One of the main causes of Indian batters’ current difficulties in Test cricket, according to former captain and head coach Rahul Dravid, is that they don’t have enough time to practise their red-ball abilities in all three formats of the game. They have lost two of their previous three home series—3-0 to New Zealand in 2024 and 2-0 to South Africa in November 2025—after spending 12 years without losing a home series.
“One of the things I understood as a coach, especially the guys that play all three formats, they keep moving from one format to the other,” Dravid said at the launch of the book The Rise of the Hitman: The Rohit Sharma Story in Bengaluru.
“There were times when we would get to a Test match three to four days before the match, and then when we start practising for the Test match, [and] when you look back at the last time that some of these guys had actually hit a red ball, it might have been four months ago or five months ago.
“That’s become really a challenge, how do you almost find the time to be able to develop some of the skills that are hard. To play on turning tracks, or play on seaming wickets, doing that for hours and hours in a Test match is not easy. It requires skill.”

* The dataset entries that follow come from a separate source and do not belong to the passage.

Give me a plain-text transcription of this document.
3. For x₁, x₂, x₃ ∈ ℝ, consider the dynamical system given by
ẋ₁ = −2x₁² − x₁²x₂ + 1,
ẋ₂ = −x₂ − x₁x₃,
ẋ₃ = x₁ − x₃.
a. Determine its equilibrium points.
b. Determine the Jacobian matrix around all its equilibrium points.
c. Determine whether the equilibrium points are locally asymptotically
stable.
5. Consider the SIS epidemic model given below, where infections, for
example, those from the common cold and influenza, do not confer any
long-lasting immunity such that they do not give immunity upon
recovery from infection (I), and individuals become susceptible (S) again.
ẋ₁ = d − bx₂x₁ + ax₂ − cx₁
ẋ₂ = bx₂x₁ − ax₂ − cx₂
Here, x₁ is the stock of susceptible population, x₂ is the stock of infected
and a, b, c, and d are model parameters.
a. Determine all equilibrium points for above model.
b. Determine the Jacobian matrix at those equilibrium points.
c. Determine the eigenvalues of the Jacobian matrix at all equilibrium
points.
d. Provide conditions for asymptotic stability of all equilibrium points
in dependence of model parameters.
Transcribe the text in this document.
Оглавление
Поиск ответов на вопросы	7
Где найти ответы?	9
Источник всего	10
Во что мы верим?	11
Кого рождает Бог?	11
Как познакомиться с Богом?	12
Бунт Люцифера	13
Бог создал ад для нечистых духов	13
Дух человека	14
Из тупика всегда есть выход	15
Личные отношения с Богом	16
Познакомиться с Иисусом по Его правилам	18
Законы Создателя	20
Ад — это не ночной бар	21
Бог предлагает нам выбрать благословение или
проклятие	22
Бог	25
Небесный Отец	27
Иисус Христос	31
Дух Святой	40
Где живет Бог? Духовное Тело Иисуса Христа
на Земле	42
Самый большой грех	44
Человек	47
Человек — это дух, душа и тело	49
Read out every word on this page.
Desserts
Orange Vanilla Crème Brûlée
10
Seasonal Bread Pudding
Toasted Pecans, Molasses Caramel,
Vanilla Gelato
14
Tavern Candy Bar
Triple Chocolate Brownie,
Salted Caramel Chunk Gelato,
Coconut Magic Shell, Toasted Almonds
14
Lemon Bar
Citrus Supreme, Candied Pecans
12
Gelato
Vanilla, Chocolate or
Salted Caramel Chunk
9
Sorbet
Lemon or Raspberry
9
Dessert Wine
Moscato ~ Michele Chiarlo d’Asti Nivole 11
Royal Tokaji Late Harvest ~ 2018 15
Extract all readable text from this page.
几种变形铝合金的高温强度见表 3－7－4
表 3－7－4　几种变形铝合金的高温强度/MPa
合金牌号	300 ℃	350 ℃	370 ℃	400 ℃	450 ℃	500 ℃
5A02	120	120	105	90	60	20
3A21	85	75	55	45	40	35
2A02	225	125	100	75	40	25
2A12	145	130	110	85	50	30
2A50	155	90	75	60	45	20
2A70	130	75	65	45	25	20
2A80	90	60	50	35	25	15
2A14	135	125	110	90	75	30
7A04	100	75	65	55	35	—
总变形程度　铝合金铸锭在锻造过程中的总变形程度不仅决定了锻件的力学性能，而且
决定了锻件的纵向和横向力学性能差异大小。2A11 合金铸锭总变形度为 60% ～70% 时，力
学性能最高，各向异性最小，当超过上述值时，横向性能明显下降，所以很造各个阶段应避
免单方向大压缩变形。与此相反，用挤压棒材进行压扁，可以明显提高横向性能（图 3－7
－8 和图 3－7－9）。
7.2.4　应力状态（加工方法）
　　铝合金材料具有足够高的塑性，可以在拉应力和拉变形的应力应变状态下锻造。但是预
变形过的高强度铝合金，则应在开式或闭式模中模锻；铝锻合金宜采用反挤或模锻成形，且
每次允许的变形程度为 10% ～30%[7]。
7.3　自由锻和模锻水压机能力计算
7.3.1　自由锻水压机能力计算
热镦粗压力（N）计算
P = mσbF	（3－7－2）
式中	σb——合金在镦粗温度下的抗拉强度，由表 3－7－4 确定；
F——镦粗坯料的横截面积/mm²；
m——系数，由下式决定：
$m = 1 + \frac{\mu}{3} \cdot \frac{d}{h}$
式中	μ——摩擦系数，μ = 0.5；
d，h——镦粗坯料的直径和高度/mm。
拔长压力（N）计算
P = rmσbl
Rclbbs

Shubman Gill, the captain of India’s Test squad, recently expressed his opinion that the players were not given enough time to prepare for Test series and asked the BCCI to take this into account when planning the team’s itinerary.
“In my generation, when there were only two formats in the game, and there wasn’t really the idea of franchise cricket, there were a lot of times where I would have a whole month of practicing for a Test series and I would be able to play with the red ball, and I would be able to develop my skills,” Dravid said. “Now, one of the things that has become a bit tougher in red-ball cricket is a lot of our guys who play all the three formats, or who play the amount of cricket that they are playing, sometimes don’t have the time to be able to practise red-ball cricket as much.
“I think Shubman has kind of alluded to it a little bit, just recently, because I think he’s one who experienced that. He’s one who actually played recently for us in all of the three formats so I think he would have realised how difficult it is for him to actually gear up for the Test format.”